Religion and politics

Yesterday I went to the polls to vote. I’ve been waiting months to take that tangible step of punching my straight [********] party ticket. I love how at the end of the electronic ballot a bright red flashing button lights up that says “Vote!” Of course, I voted for [********] in the presidential race.

[And of course, I’ve taken out proper nouns to protect our status as a non-partisan religious institution—and to keep you guessing!]

While we aren’t partisan in our politics as a church, it is our duty to take stands on important ethical issues of our times. We do take political stands. We are interested in reproductive rights, immigrant issues, and challenging oppressive economic policy. Our first principle calls us to support equal marriage rights, just as we challenged “don’t ask, don’t tell” which is now a thing of the past. Some Unitarian churches have spoken out against particular military conflicts, others on gun control or drug policies. These issues are inherently political, just not partisan.

One great sadness in our nineteenth-century Unitarian heritage is how most of our Boston ministers and churches did not speak out against slavery.

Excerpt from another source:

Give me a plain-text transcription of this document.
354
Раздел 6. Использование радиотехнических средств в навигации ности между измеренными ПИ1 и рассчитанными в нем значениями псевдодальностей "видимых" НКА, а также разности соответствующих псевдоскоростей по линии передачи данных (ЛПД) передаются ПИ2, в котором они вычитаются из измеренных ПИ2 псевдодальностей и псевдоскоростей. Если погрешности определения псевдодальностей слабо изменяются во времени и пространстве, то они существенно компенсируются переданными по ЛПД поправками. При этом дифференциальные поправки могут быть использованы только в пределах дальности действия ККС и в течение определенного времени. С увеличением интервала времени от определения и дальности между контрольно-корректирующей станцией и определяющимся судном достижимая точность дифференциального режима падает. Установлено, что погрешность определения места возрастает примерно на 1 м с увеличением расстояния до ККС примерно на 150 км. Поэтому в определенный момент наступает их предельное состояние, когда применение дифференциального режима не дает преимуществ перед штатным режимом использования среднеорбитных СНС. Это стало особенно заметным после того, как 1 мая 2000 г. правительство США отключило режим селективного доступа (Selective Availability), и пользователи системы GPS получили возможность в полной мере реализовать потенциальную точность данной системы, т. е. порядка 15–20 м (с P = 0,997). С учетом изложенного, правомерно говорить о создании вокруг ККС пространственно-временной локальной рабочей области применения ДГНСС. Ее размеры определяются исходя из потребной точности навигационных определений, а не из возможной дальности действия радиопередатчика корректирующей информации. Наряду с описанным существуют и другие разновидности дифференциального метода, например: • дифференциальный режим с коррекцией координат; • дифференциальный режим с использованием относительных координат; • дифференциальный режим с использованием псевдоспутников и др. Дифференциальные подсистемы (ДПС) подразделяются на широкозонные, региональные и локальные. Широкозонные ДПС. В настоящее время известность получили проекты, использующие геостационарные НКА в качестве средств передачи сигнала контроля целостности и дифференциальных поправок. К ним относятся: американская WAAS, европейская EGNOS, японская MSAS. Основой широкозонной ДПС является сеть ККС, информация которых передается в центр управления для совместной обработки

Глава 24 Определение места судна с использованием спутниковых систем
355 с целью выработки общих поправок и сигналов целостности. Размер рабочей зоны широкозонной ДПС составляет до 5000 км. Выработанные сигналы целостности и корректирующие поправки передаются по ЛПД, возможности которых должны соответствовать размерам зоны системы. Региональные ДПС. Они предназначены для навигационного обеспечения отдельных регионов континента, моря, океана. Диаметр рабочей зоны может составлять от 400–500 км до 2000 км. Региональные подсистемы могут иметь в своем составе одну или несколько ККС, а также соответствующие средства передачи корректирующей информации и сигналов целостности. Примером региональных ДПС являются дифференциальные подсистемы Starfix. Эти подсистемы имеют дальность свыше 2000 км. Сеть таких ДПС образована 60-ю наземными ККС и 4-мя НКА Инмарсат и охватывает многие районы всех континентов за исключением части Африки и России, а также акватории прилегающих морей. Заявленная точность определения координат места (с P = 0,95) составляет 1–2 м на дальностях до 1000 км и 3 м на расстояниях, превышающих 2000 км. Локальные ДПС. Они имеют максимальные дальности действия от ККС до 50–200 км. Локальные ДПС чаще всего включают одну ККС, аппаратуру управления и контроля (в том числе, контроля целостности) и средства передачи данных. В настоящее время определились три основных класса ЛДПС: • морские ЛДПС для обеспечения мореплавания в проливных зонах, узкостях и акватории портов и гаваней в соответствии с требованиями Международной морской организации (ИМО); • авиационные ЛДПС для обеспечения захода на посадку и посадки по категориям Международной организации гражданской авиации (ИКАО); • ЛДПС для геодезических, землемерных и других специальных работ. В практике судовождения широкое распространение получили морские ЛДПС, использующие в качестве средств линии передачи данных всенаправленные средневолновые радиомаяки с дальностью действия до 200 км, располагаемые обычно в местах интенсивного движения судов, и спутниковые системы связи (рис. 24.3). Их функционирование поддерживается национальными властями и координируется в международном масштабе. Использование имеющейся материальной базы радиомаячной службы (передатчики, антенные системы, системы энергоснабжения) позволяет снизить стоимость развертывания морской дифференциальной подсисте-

One notable exception was Theodore Parker, who kept a gun in his desk in case he needed to defend an escaped slave. Boston’s elite Unitarian churches, whose financial resources were bound up in the slave trade, turned their backs on him—but Parker stood by our tradition of a free pulpit and spoke out on the most important and difficult political issue of his day.

To this day the freedom of our pulpit is absolute. Our covenental letter of call guarantees as a basic premise “that the pulpit is free and untrammeled. The Minister is expected to express his or her values, views, and commitments without fear or favor.” This freedom extends to those who take up the pulpit when the minister is away. Likewise in our tradition, what is said from the pulpit is not an official statement of a church position—only the view of the speaker.

In a few weeks, after the election, I will be preaching a “Dear Mr. President” sermon to lift up some of my hopes for the next four years, whoever might be occupying the Oval Office. Preaching that today would probably wind up partisan. In a few weeks, it will be a call for justice.

We need not believe alike to love alike, the old saying goes, and I hope that as we engage the hot political issues of our day we continue not to shy away from those which speak to our values. I hope that, for all of us, this process of wrestling with tough issues (political and ethical) affirms our commitment to our third principle: “Acceptance of one another and encouragement to spiritual growth in our congregations.” There will be times when we do not agree with a trend in the church or something being said, but we support and encourage each other by sharing our views and religious journeys. I value each and every viewpoint and person in this church, even when I do not agree with a position, even when I do not agree with a person. We value, we love, we grow. May we continue to be together in faith, reason, and community.